07. Manage outbound data transfer requests
Moving data costs money. That’s a fact. But those costs are not all created equal. In the cloud, the cost of transferring data depends on the location of the source and the destination cloud servers. Inbound traffic is normally free (or close enough). But when data is transferred outside the cloud provider’s network (aka data egress), it gets expensive fast. And remember, as far as the data owner is concerned, the transfer is all about “I need it done,” not “it’s cost effective to do it this way.” To address this issue, encourage users to store data as close to where it’s actually used as possible, to eliminate the need to move it somewhere else. Also consider compressing and deduplicating data before egress, using incremental synchronization to save on transfer costs. Finally, if you can delete data, or move it to an archive tier, do so with zeal.
08. Minimize cross-region and cross-zone data transfer
When data moves across regions, countries, or availability zones, cloud providers get to charge you more. These data transfers can be part of an application’s architecture, used by DevOps to maintain test data, or they can be a part of a redundancy strategy. So data transfer needs to be both purposeful and sanctioned. Make it your goal to host necessary data as geographically close to its userbase as possible. Over the long run, consider rearchitecting solutions to minimize the path your data needs to travel.
09. Monitor storage pricing tier
Pricing for both storage and data transfers often includes additional cost tiers based on consumption. If you reach specified levels in the cloud provider’s pricing table—as indicated by terms such as “greater than <storage amount>”—you are likely to be able to negotiate a better price. Keep in mind that higher discounts apply only to stored data that meets the pricing requirement. Finally, you may be locked into a multiyear contract. You should try to stay within the constraints of that contract, while looking for ways to negotiate costs down based on increased usage overtime.
“Companies can save hundreds of thousands of dollars a quarter, sometimes even $100,000 a month simply by considering how they architect their cloudbased architecture.”

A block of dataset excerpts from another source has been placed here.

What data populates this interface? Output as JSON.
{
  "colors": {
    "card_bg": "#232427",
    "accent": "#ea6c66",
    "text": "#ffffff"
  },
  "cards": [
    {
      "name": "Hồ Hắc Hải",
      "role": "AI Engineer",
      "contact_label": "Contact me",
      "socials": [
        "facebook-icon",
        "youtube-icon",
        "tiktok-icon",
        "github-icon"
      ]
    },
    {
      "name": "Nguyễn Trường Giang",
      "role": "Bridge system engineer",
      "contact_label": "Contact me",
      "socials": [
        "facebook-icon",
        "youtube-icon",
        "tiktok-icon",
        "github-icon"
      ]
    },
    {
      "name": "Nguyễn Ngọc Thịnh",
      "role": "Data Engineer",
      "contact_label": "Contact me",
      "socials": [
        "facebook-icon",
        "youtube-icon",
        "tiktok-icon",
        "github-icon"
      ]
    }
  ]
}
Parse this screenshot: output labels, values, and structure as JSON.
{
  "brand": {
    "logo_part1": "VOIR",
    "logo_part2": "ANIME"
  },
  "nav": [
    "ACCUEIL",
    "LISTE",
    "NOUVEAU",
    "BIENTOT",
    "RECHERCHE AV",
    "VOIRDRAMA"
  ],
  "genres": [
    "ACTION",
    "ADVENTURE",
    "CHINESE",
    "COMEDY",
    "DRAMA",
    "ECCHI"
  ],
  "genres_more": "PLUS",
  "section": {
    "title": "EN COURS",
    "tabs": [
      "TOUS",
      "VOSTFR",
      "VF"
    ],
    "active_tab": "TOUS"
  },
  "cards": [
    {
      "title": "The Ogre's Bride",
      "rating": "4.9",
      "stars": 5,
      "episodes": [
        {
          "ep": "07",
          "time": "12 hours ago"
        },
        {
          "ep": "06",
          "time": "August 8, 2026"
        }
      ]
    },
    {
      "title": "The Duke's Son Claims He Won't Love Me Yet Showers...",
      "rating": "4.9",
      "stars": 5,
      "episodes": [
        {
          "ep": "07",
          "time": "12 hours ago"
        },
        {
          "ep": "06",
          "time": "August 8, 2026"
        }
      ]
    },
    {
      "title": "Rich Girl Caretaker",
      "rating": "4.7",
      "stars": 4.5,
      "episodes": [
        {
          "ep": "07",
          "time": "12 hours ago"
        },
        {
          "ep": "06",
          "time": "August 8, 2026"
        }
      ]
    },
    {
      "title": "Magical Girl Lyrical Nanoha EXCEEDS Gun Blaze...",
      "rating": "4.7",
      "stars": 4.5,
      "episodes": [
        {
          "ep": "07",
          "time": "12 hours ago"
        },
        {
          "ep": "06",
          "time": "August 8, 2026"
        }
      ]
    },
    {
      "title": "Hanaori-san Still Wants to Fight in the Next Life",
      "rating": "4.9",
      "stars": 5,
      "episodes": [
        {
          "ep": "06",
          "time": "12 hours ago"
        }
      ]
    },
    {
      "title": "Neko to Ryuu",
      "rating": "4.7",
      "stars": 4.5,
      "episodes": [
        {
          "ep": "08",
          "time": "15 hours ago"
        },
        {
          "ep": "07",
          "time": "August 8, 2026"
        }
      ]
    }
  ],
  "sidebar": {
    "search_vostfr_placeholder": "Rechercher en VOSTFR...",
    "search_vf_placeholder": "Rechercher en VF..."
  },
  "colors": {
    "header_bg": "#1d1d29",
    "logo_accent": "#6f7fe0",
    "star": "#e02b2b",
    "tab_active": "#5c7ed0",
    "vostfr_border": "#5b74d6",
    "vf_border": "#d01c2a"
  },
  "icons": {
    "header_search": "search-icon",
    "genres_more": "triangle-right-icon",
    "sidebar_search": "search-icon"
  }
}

10. Clean up incomplete uploads from storage
Some workloads require users to upload files. In this scenario, interrupted uploads sometimes result in partial objects that linger in cloud storage as unusable data that costs you real money. Depending on size, incomplete uploads can add up to tons of waste because admins tend to be afraid to delete or move anything (see step 6). The best course of action is to back up incomplete uploads and then delete them.